Put differently, the management skills that you need to run the operations of a restaurant are the same that you need to run a hospital. And these are the skills you will learn in this course. Specifically, you will learn how to improve productivity, increase responsiveness, provide more choice to the customer, and deliver higher quality standards. In short, you will learn how to analyze business processes and how to improve them. Along the way, you will learn about topics such as Lean Operations, Six Sigma, and the Toyota production system, you will hear about bottlenecks, flows rates, and inventory levels. And, much, much more.

About the Instructor(s)

Christian Terwiesch is the Andrew M. Heller Professor at the Wharton School of the University of Pennsylvania. He also is a Professor in Wharton’s Operations and Information Management department as well as a Senior Fellow at  the Leonard Davis Institute for Health Economics. Professor Terwiesch is the co-author of Matching Supply with Demand, a widely used text-book in Operations Management that is now in its third edition. For his teaching in Wharton’s MBA program, he has received numerous teaching awards.

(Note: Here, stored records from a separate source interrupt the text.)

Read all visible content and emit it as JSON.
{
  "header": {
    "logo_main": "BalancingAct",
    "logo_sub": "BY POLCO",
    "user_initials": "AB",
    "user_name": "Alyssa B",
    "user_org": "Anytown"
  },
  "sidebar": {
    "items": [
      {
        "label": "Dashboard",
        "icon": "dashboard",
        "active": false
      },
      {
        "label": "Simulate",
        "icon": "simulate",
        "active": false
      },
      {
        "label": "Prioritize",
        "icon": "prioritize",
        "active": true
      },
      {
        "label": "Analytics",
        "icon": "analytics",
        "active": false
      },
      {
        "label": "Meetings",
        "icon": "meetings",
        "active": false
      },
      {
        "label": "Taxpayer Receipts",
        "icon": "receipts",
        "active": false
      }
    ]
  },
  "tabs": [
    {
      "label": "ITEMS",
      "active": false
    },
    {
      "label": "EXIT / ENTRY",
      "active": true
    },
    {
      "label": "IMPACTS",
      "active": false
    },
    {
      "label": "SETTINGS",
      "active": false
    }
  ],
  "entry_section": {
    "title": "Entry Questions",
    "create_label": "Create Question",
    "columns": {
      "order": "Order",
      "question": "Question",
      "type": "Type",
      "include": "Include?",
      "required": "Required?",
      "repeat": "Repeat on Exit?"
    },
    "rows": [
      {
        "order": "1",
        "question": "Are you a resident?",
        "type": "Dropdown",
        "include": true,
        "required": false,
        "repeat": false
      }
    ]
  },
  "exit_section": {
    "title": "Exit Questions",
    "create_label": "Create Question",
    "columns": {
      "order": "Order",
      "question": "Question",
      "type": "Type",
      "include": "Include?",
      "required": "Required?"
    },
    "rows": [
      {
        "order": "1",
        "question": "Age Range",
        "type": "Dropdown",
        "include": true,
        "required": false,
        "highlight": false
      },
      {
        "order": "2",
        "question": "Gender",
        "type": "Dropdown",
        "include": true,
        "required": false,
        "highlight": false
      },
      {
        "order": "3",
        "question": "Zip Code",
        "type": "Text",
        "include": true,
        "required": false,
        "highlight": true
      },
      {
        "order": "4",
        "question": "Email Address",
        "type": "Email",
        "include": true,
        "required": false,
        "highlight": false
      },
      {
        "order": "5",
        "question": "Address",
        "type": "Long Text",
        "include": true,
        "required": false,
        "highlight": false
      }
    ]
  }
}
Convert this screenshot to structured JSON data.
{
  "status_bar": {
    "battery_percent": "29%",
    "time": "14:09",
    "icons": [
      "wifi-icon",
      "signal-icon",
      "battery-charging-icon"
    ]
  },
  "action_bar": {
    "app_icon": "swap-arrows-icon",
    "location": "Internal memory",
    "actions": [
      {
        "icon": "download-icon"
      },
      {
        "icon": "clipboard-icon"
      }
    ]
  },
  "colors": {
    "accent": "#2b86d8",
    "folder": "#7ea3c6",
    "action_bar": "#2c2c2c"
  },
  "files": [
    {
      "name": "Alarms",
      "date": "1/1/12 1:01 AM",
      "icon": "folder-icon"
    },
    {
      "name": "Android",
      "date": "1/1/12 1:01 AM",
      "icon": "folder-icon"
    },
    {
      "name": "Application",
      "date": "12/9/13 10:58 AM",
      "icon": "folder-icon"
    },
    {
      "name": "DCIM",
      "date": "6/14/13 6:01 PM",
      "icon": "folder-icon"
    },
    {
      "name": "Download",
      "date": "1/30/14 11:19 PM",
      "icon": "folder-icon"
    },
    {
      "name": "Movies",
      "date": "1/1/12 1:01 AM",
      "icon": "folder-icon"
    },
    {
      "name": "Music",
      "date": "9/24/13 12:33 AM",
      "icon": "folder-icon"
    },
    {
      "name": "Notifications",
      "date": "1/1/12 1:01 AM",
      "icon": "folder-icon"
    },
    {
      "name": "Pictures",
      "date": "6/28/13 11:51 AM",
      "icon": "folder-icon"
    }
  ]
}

Professor Terwiesch has researched with and consulted for various organizations. From small start-ups to Fortune 500 companies, he has helped companies to innovate and to improve their business processes. Most of his current work relates to healthcare. Recent projects include the design of patient centered care processes in the VA hospital system, the impact of emergency room crowding on hospital revenues at Penn Medicine, and the usage of ICU beds in the Children’s Hospital of Philadelphia. In the innovation space, recent projects include the management of the clinical development portfolio at Merck, the development of open innovation systems, and innovation tournaments for large healthcare organizations.

Course Syllabus

The course is broken up into six modules:
  1. Introduction
  2. Process analysis
  3. Productivity
  4. Responsiveness
  5. Quality
  6. Product variety

Recommended Background

The course is designed for business school students and executives. There are no academic prerequisites for the course; this is not a math course and nothing done in this course requires more than high school math.
 
I expect the student pool to be made up of students that:
  • are preparing for their career in business and want to lay some foundations
  • are in the middle of their career and have some real problems to solve right now

Suggested Readings

Although the class is designed to be self-contained, students wanting to expand their knowledge beyond what we can cover in this one-quarter class or who want more practice problems, more in-depth explanations, or more math should look at the following book: 
 Cachon, Gerard, Christian Terwiesch, Matching Supply with Demand: An Introduction to Operations Management, 3rd edition, Irwin - McGraw Hill, 2012 (ISBN 978-0073525204, 507 pages)

Course Format

The class will consist of lecture videos, which are between 5 and 10 minutes in length. Many of them contain 1-2 integrated quiz questions per video. There will also be standalone homeworks that are not part of video lectures. The course ends with a final exam.

FAQ

  • Will I get a certificate after completing this class?Contingent on academic performance, you will get a certificate stating that you completed this course. However, no certificate will be given from Wharton / Penn and successful completion of this course does not make you a Wharton / Penn alumnus.
  • What resources will I need for this class?You will need access to a spreadsheet program, some paper, and a pencil. Nothing more.
  • What is the coolest thing I'll learn if I take this class?You will look at the world with different eyes - you will start to detect bottlenecks, identify productivity wastes, and come up with ideas to improve business processes. A known side effect of these skills is that you might drive friends, family, or co-workers crazy when you point to their improvement opportunities...
  • What does a typical class look like?In a typical video session, I will introduce a small case to outline a problem in an operation. That could be a hospital, a restaurant, a bank, a call center, or whatever other setting. We will then use the setting of the case to discuss various performance measures as well as what one might want to do to improve the operation.